Mexico Forced to Change Course After Unprecedented US Move

Mexico is reconsidering its policy towards asylum seekers in the aftermath of the Biden administration’s contentious new proposal to limit asylum eligibility in the United States.

COMAR, Mexico’s refugee support agency, launched a trial initiative in southern Mexico on Monday to investigate accelerating asylum denials to those deemed likely to travel to the United States.

The goal is to prevent such migrants from obtaining temporary passports given by COMAR while their cases are being processed, which they could then use to move north, which is a typical occurrence, according to COMAR’s chief Andrés Ramrez.



But, when the Biden administration unveiled its proposed new asylum laws on Tuesday, Ramrez stated that COMAR intends to abandon the strategy and use what it learned from the pilot programme to develop a another solution.

The US proposal, which has been slammed by human rights campaigners and immigration experts, primarily prohibits migrants who have not followed a legal path and instead travelled via other countries on their way to the US southern border from requesting asylum in the US. It would go into effect in May.

One of the proposed new grounds for qualifying for US asylum is that they have been denied protection in a third nation through which they have travelled.

Ramrez now fears that accelerated asylum denials may make Mexico more appealing as a stopover for people seeking asylum in the United States.

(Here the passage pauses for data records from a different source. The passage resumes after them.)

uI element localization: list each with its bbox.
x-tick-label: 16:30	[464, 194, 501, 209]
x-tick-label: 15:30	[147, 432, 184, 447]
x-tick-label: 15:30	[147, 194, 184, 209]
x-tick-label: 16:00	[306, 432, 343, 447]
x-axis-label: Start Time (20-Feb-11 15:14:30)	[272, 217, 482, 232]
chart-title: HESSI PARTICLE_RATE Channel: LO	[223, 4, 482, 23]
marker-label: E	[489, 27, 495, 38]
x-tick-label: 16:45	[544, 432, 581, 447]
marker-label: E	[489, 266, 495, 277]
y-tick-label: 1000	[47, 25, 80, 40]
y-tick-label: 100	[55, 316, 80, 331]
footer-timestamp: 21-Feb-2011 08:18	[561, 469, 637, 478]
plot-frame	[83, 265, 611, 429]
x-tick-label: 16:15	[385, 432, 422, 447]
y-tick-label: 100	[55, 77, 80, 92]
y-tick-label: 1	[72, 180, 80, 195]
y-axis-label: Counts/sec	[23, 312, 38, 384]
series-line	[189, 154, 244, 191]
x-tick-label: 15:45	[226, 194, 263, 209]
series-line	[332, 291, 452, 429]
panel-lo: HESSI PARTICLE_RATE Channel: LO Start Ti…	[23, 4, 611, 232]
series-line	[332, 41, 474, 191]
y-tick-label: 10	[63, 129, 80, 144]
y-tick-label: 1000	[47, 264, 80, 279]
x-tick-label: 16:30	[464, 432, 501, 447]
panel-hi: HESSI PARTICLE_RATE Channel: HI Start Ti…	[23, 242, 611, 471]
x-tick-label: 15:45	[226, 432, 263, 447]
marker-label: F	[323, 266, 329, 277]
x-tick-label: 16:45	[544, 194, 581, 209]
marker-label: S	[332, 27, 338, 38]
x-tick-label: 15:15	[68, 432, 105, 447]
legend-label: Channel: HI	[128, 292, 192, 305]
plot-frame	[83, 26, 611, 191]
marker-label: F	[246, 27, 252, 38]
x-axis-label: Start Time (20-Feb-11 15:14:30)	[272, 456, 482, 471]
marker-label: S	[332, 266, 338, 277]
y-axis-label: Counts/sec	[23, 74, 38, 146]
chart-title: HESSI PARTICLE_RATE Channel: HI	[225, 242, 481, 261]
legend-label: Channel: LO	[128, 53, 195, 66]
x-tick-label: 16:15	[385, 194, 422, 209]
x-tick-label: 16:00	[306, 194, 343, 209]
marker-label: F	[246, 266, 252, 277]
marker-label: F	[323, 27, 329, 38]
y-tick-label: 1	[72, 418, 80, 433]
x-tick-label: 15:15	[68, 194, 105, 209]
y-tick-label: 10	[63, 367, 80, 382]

“The new policy that was recently declared [by the United States] alters everything. “We need to reconsider,” Ramrez remarked.

Since last year, the number of migrants crossing the US-Mexico border has increased, with an increasing number of people fleeing authoritarian governments and harsh economic circumstances in Venezuela, Cuba, Nicaragua, and Colombia.
Traveling across Mexico

Though the one-week pilot programme did not involve issuing swift denials, it did study the behaviours of individuals from nationalities deemed by COMAR to be more likely to be travelling for economic reasons than for international protection – Senegalese and Angolan migrants in particular, according to Ramrez.

Asylum seekers are compelled by Mexican law to remain in the state where they filed for asylum until the procedure is completed.

Asylum seekers who register with COMAR are protected from deportation, have access to the public health care system, and are eligible for employment.

Ramrez claims that his organisation recently discovered that many refugees who began the asylum process in the southern Mexican city of Tapachula later abandoned it. They travelled within the country towards its northern border using a provisional COMAR document.

“They are exploiting the system,” Ramrez stated. “This demonstrates that many of these folks are uninterested in (Mexico’s) refugee system and asylum procedure.”

He calculated that over 70% of people from countries other than Haiti were abusing the system in Tapachula, Mexico.

Haitians, he claims, are completing the local asylum process at a higher rate.
A record number of applications were received.

According to Ramrez, Mexico has seen an increase in asylum petitions in recent years.

According to COMAR data, approximately 13,000 persons applied for asylum in Mexico in January 2023. According to the data, this is more than double the amount of asylum registrations from one year ago in January 2022.

If applications continue at this rate, 2023 could be the busiest year in the history of the UNHCR.

The record for most applications ever was established in 2021, he claimed, when COMAR received about 130,000 asylum applications.

“We were in danger of collapse. “That was awful,” Ramrez added.

His top concern right now is to figure out how to keep Mexico’s asylum system from becoming overburdened, he says.

After analysing the results of this week’s experiment, which documented the behaviours of individuals who likely qualified for expedited denials, his team will submit proposals with new solutions to combat what they see as system abuses – an approach that Ramrez says will eventually allow COMAR to prioritise asylum seekers who intend to make Mexico their home.

“It’s critical for us to look after Mexico’s asylum system,” Ramrez said. “If the asylum system falls apart, we’re done.”